Courtney Love sued by co-author of her memoir

Courtney Love Image copyright Getty Images
Image caption Love's memoirs were due to be published in 2012

A music journalist who worked with Courtney Love on her unpublished memoir has taken legal action against her.

In court papers, Anthony Bozza has accused the singer of failing to compensate him.

He claimed Love, who is the founding member of the band Hole and the widow of Nirvana frontman Kurt Cobain, owes him more than $200,000 (£130,118).

The anticipated book was originally expected on shelves in 2012 but has been repeatedly delayed.

Bozza was hired in 2010 to work with the singer, promising insight into her much-discussed marriage to Cobain; her various career reinventions and struggles with substance abuse.

In a breach of contract lawsuit filed in New York last week, he said Love had received $400,000 (£260,408) out of a $1.2 million (£781,224) advance from publisher HarperCollins.

The lawsuit also claimed "Love's frequent unexplained absences meant that she did not make herself reasonably available to Bozza for months at a time."

Although he has acknowledged receiving $100,000 (£65,102) for the project, Bozza has sought an additional $200,000 in damages based on the minimum fee he was guaranteed.

"Keep your money"

In the lawsuit, Bozza said he sent drafts of the introduction and first two chapters to Love in 2012 and she responded by email calling the work "beautiful!!!!'".

On Twitter last February, Bozza wrote, "The book I've written with @Courtney is in the anteroom, waiting to come out, and it's possibly the greatest thing I'll ever do with anybody."

However, in an interview with the Daily Telegraph a couple of months later, Love was quoted as saying that she rejected Bozza's draft because it was too revealing.

Image copyright Reuters
Image caption Love attended the premiere of the documentary Kurt Cobain: Montage of Heck with her daughter Frances Bean Cobain

"It's like me jacked on coffee and sugar in a really bad mood," she said. "I said keep your bloody money.
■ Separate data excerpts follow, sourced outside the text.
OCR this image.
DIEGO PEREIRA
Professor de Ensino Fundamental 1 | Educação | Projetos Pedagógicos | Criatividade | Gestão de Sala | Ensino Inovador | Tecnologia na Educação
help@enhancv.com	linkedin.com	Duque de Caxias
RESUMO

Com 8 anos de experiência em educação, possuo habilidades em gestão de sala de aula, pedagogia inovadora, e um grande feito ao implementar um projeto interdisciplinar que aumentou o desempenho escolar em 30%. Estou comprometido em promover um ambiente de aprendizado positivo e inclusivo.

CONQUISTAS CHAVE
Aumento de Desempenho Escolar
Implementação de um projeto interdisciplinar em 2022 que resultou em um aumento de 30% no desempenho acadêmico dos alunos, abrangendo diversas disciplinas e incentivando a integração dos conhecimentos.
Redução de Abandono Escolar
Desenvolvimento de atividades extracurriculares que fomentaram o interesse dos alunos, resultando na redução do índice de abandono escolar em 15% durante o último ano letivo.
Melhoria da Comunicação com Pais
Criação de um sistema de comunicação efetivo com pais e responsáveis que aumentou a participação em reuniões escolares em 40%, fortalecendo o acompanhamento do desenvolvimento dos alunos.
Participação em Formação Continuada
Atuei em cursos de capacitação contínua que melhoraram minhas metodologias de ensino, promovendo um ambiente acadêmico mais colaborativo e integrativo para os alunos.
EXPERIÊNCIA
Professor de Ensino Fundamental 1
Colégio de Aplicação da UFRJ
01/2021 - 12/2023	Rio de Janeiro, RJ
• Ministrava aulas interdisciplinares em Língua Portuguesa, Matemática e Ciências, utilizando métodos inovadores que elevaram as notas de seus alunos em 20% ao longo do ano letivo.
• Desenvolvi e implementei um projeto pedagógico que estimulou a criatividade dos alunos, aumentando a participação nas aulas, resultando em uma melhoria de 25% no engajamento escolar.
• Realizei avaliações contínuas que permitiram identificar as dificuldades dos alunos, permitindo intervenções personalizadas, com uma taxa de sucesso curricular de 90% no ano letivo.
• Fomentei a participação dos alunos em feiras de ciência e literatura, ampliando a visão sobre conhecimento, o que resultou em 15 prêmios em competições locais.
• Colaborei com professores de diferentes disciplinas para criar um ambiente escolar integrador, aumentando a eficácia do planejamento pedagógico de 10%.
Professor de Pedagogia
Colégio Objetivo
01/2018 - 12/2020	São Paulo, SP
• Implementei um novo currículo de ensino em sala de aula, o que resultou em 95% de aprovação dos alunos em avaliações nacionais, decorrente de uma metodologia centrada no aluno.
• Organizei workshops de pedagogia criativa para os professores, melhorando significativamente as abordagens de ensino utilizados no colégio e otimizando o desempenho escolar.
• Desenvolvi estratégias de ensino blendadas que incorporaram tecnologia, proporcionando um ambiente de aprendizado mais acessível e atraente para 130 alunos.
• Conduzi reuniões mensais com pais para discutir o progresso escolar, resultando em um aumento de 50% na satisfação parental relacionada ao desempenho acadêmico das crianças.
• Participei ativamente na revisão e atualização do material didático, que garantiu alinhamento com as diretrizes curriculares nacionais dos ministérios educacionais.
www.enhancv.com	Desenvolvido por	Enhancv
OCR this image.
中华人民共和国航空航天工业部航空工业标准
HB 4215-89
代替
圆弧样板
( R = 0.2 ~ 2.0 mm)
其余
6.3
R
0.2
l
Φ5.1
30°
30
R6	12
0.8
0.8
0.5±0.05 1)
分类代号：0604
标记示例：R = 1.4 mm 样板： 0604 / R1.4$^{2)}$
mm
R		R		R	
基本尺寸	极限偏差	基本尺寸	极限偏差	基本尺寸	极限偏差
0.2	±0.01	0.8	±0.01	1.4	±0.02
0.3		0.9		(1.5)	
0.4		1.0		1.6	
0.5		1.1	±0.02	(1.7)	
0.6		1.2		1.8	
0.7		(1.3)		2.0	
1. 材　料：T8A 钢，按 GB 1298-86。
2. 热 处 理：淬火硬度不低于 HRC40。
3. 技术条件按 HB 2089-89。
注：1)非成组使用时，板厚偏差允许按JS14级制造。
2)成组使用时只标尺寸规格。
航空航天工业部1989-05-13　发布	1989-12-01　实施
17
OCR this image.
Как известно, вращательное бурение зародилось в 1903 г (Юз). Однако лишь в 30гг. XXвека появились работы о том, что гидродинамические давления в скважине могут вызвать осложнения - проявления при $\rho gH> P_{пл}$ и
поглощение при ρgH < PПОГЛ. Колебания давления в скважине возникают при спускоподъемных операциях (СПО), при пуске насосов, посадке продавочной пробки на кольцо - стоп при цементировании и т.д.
I'd rather keep my friends."

Bozza said Love told him by text message that she had started working with a new writer, who turned out to be "worthless" and had put the project in "even more chaos."

He claims that he was never terminated and that new writers were using his work as a base.

"We look forward to a speedy resolution of this case so that both parties can move on," Rishi Bhandari, a lawyer for Mr. Bozza, told AFP.

Love and HarperCollins have not commented on the lawsuit.

Bozza is an author and journalist known for his articles in Rolling Stone magazine and best-selling books on musicians including Eminem and AC/DC.

He previously profiled Love for The New York Times in 2010.